Yair Cohen: It will be on different levels. First, what the new Data Protection as we know it is GDPR what it has established is that in such circumstances there would be one investigatory regulatory body, which means, in other words, that only one country will be able to carry out the investigation. So you are not going to have investigations coming from various EU bodies into the same issue.
So under the new regime, there will be one body investigating in relation to each breach. So yes, there could be substantial investigations that are coming Facebook's way and it is very difficult to see how it is going to come out of this. Very difficult to see that.
Sputnik: Right. What are your bets on the results of this? I mean this is really unprecedented because we have never had this kind of a company doing these kinds of things and being sued. I mean it is very interesting to see how this is going to play out in the US and then also how it is going to play out in Europe, where you have the GDPR, you know which is very strict, much stricter than US regulations. But still Facebook, of course, is saying that they didn't do anything without permission. And perhaps people did sign, you know some very-very fine print you know "terms and conditions", which they didn't click on and you know…
Yair Cohen: Well, it is not sure and Facebook saying this and goes against its own submissions to the Information Commissioner's Office because the investigations by the Information Commissioner's Office was particularly in relation to "friends of friends", so it could be a friend who did not agree for the information being shared and then they shared a post to somebody else who did agree.
In fact, in relation to other matters such as personalised advertising, it was found that Facebook in all those settings that Facebook offered to its users turned out to be absolute rubbish. They are meaningless, completely meaningless. So it continued to show personal advertising. It continued to show data.
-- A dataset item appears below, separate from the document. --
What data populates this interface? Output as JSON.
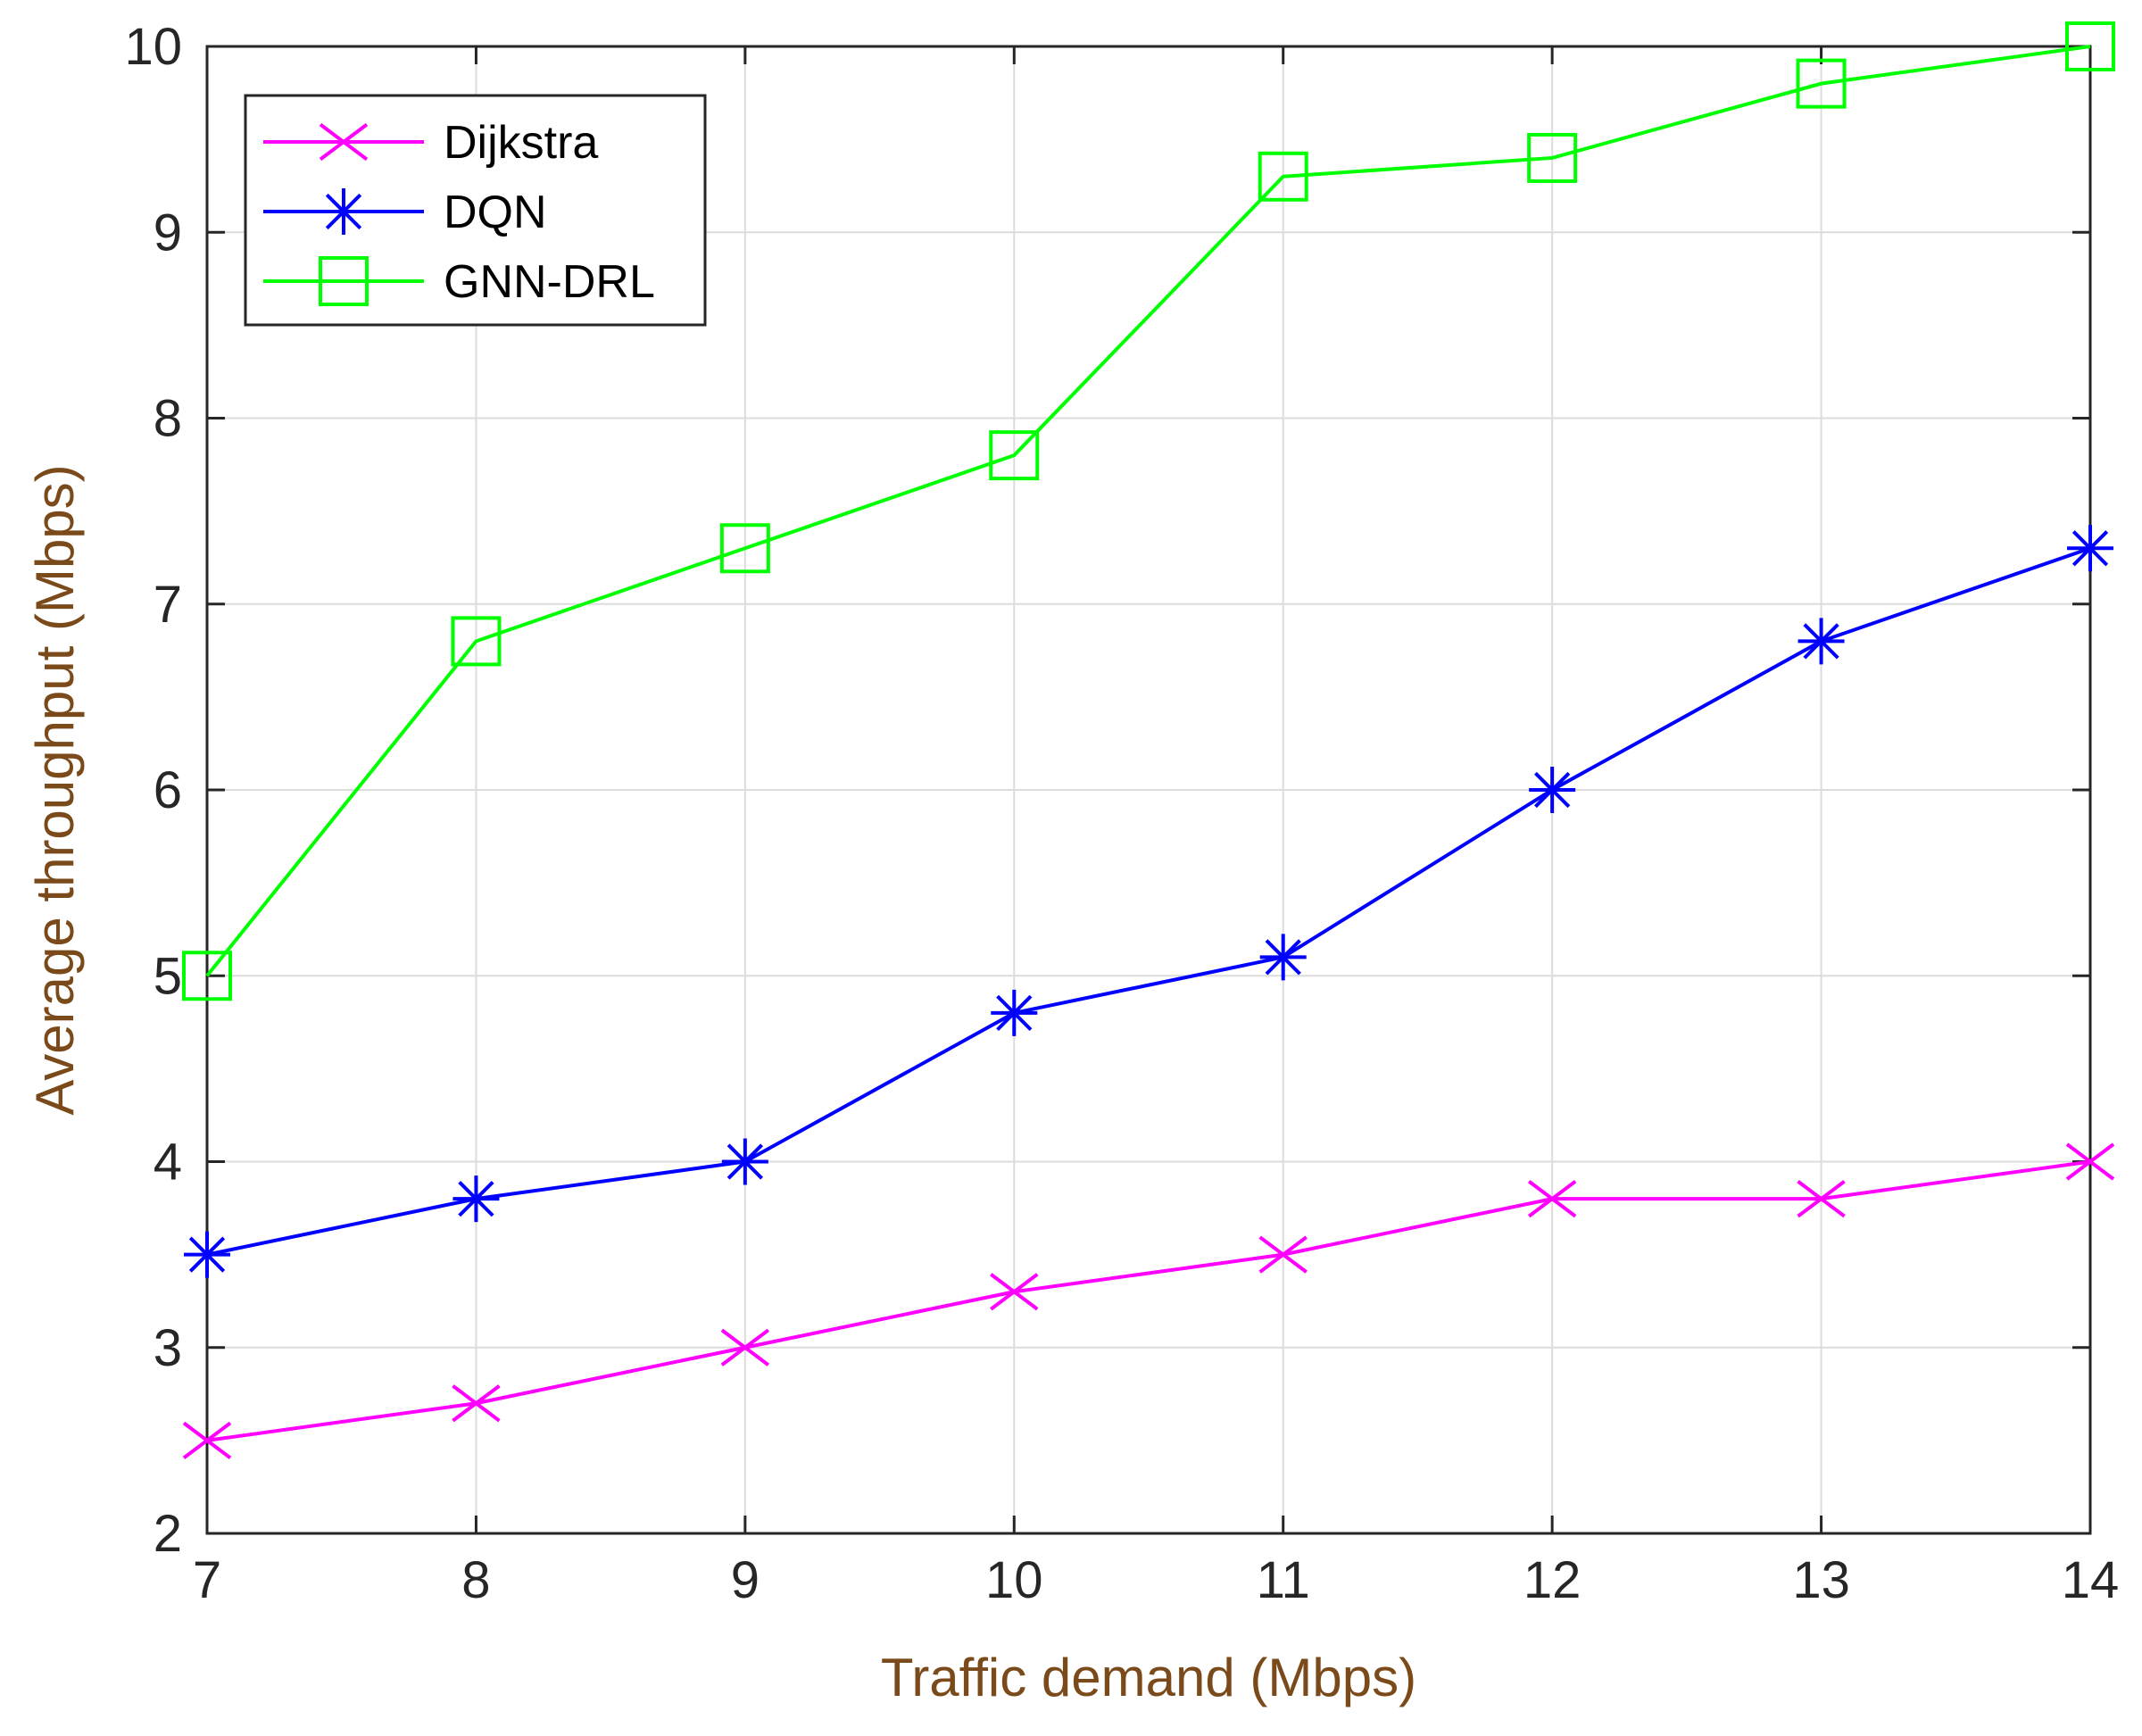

So I don't know whether Facebook can rely on consent here. Consent means consent. Consent means informed consent. So when a person is drunk, intoxicated, not understanding what is going on around them, in a criminal court they are unable to give informed consent. Same here, where a person doesn't really understand what Facebook's terms and conditions are about and what they are signing for, it is very difficult for Facebook to then rely on consent.
Views and opinions, expressed in the article are those of Yair Cohen and do not necessarily reflect those of Sputnik.